S’il s’agissait pour Cao Guimaraes et Marcelo Gomes, les deux réalisateurs de L’Homme des foules, de donner une idée précise de la vacuité et de la solitude chez un individu au cinéma en excluant de nous passionner pour le sujet, alors on peut affirmer que l’objectif est pleinement atteint et que L’Homme des foules est un grand film – au moins parce qu’il montre avec précision justement la vacuité d’une vie. S’il s’agissait pour les deux cinéastes de donner une idée de cette solitude mais en nous épargnant l’ennui le plus profond, cette visée n’aura pas touché sa cible car le film nous transmet directement l’immense neurasthénie de son personnage principal.

Pourtant, L’Homme des foules est à coup sûr une réussite car il n’est pas tiré de n’importe quel scénario, mais se veut ni plus ni moins que l’adaptation d’une œuvre majeure de la littérature anglaise, à savoir de la nouvelle éponyme d’Edgar Allan Poe, publiée en 1840. Le poète connu pour sa noirceur et ses œuvres fantastiques est, il faut bien le dire, un auteur réputé difficile d’accès. Vouloir adapter un de ses ouvrages au cinéma – et singulièrement celui-ci, L’Homme des foules – relevait donc d’une gageure certaine. Défi parfaitement relevé si l’on en juge par la fidélité au texte que Guimaraes et Marcelo Gomes ont observée. Une fidélité jusqu’à retranscrire, à l’écran, sa substantifique moelle.

 

De quoi s’agit-il ? Dans la nouvelle de Poe, le narrateur tapi dans un pub de Londres observe la foule. Son regard se fixe sur un vieillard qu’il décide de suivre. Chez les réalisateurs brésiliens, le narrateur de Poe devient un homme, Juvenal, au visage pâle et barbu vivant dans une cité moderne (Belo Horizonte), conducteur de métro de son état. Deux personnages mais une même solitude, à 150 ans d’intervalle. Les réalisateurs montrent parfaitement tout au long du film, la dualité solitude/multitude qui prévaut dans le texte d’Allan Poe. La solitude de Juvenal, plein cadre, et la multitude hors-champ, mais très proche. Jamais, à aucun moment, l’une se fond dans l’autre. Les deux réalités coexistent constamment, extérieures l’une à l’autre. Grâce à un grand travail sur le son, on perçoit d’un bout à l’autre du film les rumeurs de la ville : le bruit sourd de la circulation, le frémissement de la vie accompagnant les pérégrinations citadines de Juvenal. Pourtant jamais ce dernier ne rentre vraiment en relation avec la foule, avec les autres. Il y a mur invisible entre lui et le monde. La grande réussite du film, c’est d’être parvenu à montrer cette séparation sinistre entre un individu, une singularité, et ce qui l’entoure. Toute cette vacuité passe par le regard vide de Juvenal. L’homme semble s’être astreint à une vie spartiate, presque sans plaisir. Mais ce qui renforce par dessus tout cette impression de solitude implacable, c’est le mystère absolu : sa relation avec Margo, l’autre protagoniste de l’histoire, est une énigme totale et nous ne connaîtrons jamais un seul détail du passé de Juvenal, pas le moindre petit début de raison ne nous sera donné pour expliquer son existence presque absurde, sans la moindre joie.
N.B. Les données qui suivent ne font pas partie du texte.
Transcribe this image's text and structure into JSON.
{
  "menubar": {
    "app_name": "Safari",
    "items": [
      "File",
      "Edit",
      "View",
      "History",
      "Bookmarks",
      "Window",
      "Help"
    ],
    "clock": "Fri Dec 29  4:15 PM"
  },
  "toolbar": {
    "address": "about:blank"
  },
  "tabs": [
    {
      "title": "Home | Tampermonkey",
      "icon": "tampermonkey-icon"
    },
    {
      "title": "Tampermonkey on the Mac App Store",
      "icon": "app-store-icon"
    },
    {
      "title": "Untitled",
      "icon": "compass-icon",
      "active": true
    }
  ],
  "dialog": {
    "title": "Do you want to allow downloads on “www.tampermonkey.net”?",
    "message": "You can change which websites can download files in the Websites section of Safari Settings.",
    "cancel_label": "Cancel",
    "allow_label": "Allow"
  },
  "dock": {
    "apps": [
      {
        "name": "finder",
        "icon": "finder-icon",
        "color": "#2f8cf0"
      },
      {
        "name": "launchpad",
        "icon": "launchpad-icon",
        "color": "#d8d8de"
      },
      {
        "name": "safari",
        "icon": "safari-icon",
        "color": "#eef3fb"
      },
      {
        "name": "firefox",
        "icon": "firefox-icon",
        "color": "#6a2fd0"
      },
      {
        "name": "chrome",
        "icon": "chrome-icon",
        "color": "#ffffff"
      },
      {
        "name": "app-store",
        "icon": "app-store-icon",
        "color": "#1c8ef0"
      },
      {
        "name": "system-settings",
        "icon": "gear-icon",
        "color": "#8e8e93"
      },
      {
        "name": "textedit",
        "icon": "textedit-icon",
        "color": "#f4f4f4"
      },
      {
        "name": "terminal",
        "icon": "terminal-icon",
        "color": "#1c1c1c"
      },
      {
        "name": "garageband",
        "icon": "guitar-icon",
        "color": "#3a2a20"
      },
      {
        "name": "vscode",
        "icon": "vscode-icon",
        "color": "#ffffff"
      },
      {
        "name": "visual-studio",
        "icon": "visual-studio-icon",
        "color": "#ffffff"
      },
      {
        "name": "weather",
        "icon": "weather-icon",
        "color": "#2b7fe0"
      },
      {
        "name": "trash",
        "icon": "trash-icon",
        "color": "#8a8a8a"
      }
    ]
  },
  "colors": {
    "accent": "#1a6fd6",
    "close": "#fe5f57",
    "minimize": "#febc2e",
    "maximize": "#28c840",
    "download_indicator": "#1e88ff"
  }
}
Rendre compte du « Mystère de l’être », c’est, semble-t-il, le sens profond qu’a voulu donner Edgard Allan Poe à sa nouvelle. Mystère de l’être, même jusqu’à son dernier soupir, lorsque le poète écrit : « Des hommes meurent avec le désespoir dans le cœur et des convulsions dans le gosier à cause de l’horreur des mystères qui ne veulent pas être révélés. » Cao Guimaraes et Marcelo Gomes ont donc bel et bien réussi à transposer au cinéma ce mystère total de l’homme, notamment grâce à un personnage central quasi-mutique évoluant dans une ambiance sinistre.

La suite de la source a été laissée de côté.